Vins et œuvres d'art : une alliance qui coule de source

, Mise à jour le 27/11/2020 à 08:59

Ces drôles de dames sont trois artistes de trois disciplines différentes mais qui, à bien observer et écouter, s'entremêlent dans les émotions les plus profondes. Cette expérience qu'elles proposaient vendredi soir en est la preuve.
Tout commence par un simple regard
Le rendez-vous était donné au salon de tatouage Skellington créé par Solenne Cuenin et Gérald Holzheuer il y a deux ans. Accrochés sur les murs blancs du long couloir d'entrée, des tableaux dont les couleurs captent le regard. Mais sans s'approcher, difficile de définir une image, une forme. Et déjà, l'expérience commence car il faut se concentrer, s'extirper du superficiel pour observer toutes ces formes qui jaillissent de ces murs. Ces oeuvres, ce sont des mandalas réalisés par Emilie Paulhe, une artiste originaire de Vorey-sur-Arzon. Du spectacle vivant -- Emilie a fait beaucoup de théâtre, elle était également la chanteuse du groupe altiligérien La Bande à Ponots -- aux arts graphiques, le chemin n'a pas été long. Son inspiration s'est d'abord portée sur la confection de licornes en origami. Puis, passionnée par la photographie et la nature, elle se met à capturer tout ce qui peut attirer son regard lors de ses balades au gré des chemins de la Haute-Loire en l'occurrence.
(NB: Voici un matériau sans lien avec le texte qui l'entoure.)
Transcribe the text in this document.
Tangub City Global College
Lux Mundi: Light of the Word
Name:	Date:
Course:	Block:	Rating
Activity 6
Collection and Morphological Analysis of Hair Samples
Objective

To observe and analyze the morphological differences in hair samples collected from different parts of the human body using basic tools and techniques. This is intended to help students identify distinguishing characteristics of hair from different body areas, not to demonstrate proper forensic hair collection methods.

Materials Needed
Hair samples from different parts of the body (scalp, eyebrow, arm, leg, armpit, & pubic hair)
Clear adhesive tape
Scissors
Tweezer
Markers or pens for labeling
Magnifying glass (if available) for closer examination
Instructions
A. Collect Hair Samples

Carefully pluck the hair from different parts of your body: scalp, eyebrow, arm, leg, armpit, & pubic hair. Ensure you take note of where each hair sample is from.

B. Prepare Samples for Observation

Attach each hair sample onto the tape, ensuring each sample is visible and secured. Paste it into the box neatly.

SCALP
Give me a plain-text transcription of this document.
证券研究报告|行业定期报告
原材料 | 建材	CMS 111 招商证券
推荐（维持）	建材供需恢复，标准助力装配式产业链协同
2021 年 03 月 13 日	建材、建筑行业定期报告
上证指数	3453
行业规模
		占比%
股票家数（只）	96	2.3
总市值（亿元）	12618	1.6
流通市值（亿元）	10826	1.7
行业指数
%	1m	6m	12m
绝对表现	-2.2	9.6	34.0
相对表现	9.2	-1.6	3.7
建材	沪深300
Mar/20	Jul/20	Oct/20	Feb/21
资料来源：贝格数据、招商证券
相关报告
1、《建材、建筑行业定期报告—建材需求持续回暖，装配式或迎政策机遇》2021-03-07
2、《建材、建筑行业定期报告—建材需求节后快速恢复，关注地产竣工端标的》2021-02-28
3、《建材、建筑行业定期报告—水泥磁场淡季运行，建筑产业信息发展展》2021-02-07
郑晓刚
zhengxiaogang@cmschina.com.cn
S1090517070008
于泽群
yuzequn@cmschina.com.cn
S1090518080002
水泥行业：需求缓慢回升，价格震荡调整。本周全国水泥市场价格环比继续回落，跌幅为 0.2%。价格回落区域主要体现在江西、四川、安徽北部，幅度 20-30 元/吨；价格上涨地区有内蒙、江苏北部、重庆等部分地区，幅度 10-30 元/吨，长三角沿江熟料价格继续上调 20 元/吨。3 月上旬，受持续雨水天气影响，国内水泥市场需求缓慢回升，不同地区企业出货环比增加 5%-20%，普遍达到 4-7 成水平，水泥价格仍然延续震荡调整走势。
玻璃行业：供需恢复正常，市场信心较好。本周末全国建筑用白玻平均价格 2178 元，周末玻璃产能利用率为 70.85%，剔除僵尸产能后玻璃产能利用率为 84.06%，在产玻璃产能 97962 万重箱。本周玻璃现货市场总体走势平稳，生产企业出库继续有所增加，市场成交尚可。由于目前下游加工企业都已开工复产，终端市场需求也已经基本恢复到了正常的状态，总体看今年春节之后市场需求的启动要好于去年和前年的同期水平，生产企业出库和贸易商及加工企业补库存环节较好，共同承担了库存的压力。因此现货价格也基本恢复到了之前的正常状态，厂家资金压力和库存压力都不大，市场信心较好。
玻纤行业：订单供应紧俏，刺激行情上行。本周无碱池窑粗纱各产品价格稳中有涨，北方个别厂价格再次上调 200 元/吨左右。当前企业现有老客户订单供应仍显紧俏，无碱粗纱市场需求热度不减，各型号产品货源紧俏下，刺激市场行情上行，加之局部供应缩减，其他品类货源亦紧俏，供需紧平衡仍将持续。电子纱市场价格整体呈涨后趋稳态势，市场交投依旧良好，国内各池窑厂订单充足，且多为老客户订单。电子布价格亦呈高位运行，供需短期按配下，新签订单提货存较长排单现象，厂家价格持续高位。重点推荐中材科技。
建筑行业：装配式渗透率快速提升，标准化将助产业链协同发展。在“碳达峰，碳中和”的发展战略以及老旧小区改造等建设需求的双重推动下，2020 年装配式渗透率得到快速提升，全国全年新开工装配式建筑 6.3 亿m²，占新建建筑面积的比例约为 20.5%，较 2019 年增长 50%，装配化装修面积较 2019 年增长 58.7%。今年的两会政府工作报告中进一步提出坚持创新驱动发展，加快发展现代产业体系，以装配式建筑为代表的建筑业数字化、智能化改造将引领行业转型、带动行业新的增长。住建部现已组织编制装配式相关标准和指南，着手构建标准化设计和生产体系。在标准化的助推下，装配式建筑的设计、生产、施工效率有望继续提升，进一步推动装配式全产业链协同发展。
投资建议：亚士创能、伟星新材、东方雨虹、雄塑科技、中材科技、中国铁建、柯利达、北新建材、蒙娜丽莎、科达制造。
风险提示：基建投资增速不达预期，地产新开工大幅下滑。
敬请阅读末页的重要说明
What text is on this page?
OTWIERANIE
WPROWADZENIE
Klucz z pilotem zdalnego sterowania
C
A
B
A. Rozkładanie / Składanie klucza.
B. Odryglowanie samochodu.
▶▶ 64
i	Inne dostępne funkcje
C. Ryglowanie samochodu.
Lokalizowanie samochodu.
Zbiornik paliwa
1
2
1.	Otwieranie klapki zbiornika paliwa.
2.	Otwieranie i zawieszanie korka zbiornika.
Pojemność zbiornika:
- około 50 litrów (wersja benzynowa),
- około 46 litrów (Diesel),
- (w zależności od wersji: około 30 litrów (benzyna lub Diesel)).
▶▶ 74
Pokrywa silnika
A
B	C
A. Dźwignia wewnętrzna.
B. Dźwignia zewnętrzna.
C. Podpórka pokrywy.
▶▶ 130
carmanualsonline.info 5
Des images qu'elle stocke dans son ordinateur et retravaille à partir d'un logiciel. Mais un jour, la souris glisse, en la rattrapant son doigt clique sur un bouton, elle découvre par le plus grand des hasards la fonction kaléidoscope.
"Au moment où je ressens quelque chose, je sais que c'est la bonne image"
Une fonction qui multiplie par deux millions les possibilités sur une seule image. Et là, plus question de faire confiance au hasard. "J’ai appris à voir ce qu’on appelle la géométrie sacrée qui a des effets sur le corps, l’esprit, sur tous les aspects de l’être. Quand je compose mes images, je bidouille mes petits boutons et au moment où je ressens quelque chose, je sais que c'est la bonne image, qu’il y a une ouverture vers l'invisible, vers les sensations, l'intériorité et que je peux emmener les gens plus loin", confie Emilie Paulhe.
"Imaginaire pour certains, inconcevable pour d’autres"
Claudine Beaudouin, chef-sommelier de l'équipe de France de Gastronomie, a rejoint ce duo (Solenne et Emilie) pour mettre son savoir-faire au service de l'art et proposer au public d'associer un vin à une oeuvre d'art. Une expérience réalisée pour la toute première fois en 2004 au Brignon, qui "peut paraître imaginaire pour certains, inconcevable pour d’autres", s'amuse Claudine, gérante de la Cave de la Chèvrerie. Si elle s'en amuse, d'autres rient jaune. Car l'art et le vin sont, parmi d'autres, deux disciplines qui posent beaucoup de questions aux non-initiés : ai-je les références qu'il faut pour comprendre ce que l'on veut me montrer, me faire goûter ? "Comme pour l'art, on n’est pas obligé d’avoir appris le vin pour pouvoir l’apprécier. Nous, les sommeliers, parfois on s’étale beaucoup sur des descriptions bien définies, avec un langage particulier qui peut faire peur à certaines personnes. Moi, j’ai plutôt envie de savoir ce que les gens ressentent. Pour démocratiser, pour dire que le vin c’est ouvert, c’est du plaisir et du partage."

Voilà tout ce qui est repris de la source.